4. SCHLÜSSELBEGRIFFE & DEFINITIONEN
Ein gemeinsames Fachvokabular ist Ihre erste Verteidigungslinie gegen Fertigungsfehler. In einer regulierten Umgebung wird „gesunder Menschenverstand“ durch technische Präzision ersetzt, um sicherzustellen, dass bei kritischen Vorgängen keine Mehrdeutigkeit besteht.
- Kontrollstrategie: Eine geplante Reihe von Kontrollen, abgeleitet aus dem aktuellen Produkt- und Prozessverständnis, die die Prozessleistung und Produktqualität sicherstellt.
- Entscheidungsträger: Person(en) mit der Kompetenz und Autorität, angemessene und zeitnahe Entscheidungen im Qualitätsrisikomanagement zu treffen.
- Erkennbarkeit: Die Fähigkeit, die Existenz, das Vorhandensein oder die Tatsache einer Gefahr zu entdecken oder zu bestimmen.
- Schaden: Schädigung der Gesundheit, einschließlich des Schadens, der durch den Verlust der Produktqualität oder -verfügbarkeit entstehen kann.
- Gefahr: Eine potenzielle Quelle von Schaden.
- Prozessvalidierung: Die Sammlung und Bewertung von Daten von der Prozessdesignphase bis zur kommerziellen Produktion, die den wissenschaftlichen Nachweis erbringt, dass ein Prozess in der Lage ist, konsequent Qualitätsprodukte zu liefern.

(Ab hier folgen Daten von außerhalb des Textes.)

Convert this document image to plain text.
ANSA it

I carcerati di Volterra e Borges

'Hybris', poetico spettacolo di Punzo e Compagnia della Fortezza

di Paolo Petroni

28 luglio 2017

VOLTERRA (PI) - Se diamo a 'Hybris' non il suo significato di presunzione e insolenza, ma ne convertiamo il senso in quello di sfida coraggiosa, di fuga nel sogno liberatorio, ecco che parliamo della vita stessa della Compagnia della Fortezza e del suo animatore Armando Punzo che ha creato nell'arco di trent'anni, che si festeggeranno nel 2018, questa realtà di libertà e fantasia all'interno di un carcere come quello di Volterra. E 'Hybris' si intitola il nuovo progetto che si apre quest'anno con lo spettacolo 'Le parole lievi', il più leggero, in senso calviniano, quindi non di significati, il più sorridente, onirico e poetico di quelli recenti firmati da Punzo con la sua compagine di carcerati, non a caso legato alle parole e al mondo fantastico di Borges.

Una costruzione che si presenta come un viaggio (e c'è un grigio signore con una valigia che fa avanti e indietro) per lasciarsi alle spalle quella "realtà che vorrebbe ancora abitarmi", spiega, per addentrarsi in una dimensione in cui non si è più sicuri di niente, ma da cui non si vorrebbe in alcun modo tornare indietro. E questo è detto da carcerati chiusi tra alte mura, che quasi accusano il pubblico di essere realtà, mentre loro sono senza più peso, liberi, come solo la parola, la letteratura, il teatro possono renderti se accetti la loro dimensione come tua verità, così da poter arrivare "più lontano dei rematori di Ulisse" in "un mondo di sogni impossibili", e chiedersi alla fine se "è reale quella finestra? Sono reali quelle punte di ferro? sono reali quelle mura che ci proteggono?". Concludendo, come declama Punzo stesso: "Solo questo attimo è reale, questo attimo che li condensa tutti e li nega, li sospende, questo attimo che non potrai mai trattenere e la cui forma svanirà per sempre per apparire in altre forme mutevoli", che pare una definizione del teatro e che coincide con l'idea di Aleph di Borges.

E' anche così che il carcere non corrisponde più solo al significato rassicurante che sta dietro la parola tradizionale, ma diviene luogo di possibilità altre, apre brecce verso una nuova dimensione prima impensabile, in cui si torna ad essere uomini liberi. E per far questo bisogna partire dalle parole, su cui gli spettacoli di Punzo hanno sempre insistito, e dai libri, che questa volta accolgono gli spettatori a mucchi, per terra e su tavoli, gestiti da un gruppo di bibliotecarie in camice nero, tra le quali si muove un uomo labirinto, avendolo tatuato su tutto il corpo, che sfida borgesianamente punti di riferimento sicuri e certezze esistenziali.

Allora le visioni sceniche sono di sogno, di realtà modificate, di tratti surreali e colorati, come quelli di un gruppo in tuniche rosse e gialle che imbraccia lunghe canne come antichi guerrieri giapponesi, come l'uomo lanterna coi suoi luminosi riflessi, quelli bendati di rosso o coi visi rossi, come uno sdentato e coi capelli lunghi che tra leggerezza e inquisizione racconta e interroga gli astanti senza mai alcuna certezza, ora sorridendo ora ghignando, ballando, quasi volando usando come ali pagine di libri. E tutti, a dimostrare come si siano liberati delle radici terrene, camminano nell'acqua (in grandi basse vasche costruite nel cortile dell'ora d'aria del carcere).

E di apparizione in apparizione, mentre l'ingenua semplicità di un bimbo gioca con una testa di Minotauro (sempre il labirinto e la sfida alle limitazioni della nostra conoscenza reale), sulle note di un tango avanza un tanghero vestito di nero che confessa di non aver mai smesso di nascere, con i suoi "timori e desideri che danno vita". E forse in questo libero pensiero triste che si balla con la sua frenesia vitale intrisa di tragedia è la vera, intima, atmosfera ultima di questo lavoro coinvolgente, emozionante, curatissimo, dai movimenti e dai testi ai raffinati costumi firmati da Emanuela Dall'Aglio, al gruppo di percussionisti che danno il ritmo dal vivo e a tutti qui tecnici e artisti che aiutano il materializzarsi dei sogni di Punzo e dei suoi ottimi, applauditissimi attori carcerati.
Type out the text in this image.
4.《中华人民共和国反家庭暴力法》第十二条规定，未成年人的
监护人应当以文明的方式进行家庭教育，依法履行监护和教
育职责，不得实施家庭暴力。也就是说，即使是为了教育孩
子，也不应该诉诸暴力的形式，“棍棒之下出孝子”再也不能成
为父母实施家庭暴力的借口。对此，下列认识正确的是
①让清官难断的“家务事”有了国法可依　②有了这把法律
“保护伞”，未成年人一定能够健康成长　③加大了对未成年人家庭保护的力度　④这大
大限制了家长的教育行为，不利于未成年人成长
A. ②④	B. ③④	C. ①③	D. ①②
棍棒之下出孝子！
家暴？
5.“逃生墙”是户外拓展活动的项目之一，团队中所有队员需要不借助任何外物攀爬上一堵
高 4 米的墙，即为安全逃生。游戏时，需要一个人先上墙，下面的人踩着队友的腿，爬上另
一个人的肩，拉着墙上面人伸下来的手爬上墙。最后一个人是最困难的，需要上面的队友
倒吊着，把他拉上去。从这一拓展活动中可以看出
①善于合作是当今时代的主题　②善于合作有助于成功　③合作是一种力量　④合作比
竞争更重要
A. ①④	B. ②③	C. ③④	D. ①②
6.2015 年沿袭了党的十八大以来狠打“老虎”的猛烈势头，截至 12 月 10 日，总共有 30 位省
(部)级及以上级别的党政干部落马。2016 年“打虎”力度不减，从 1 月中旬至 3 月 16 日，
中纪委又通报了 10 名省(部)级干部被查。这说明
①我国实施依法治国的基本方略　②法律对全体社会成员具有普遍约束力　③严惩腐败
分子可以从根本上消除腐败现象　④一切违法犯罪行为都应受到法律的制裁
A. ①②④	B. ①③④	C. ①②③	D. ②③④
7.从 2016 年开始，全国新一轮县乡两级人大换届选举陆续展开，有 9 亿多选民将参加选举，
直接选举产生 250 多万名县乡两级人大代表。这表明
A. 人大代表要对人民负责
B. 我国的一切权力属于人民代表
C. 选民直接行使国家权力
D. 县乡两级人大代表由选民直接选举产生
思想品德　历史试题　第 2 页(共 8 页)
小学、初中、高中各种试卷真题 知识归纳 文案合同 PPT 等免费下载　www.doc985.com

- Produktlebenszyklus: Alle Phasen im Leben des Produkts von der ersten Entwicklung über Validierung, Herstellung und Vermarktung, einschließlich kontinuierlicher Bewertung und Verbesserung.
- Risiko: Die Kombination aus der Wahrscheinlichkeit des Auftretens eines Schadens, der Schwere dieses Schadens und der Wahrscheinlichkeit der Erkennung.
- Risikoanalyse: Die Schätzung des mit den identifizierten Gefahren verbundenen Risikos.
- Risikobewertung: Ein systematischer Prozess der Organisation von Informationen zur Unterstützung einer Risikoentscheidung; er besteht aus der Identifizierung von Gefahren und der Analyse und Bewertung von Risiken.
- Risikomanagement: Die systematische Anwendung von Qualitätsmanagementrichtlinien, -verfahren und -praktiken auf die Aufgaben der Bewertung, Kontrolle, Kommunikation und Überprüfung von Risiken.
- Risikoprioritätszahl (RPN): Das Produkt aus der Multiplikation der Auftretenswahrscheinlichkeit, des Schweregrads und der Erkennungswahrscheinlichkeit-Werte, die einem bestimmten Risikoszenario zugewiesen werden.
- Schweregrad: Ein Maß für die möglichen Folgen einer Gefahr.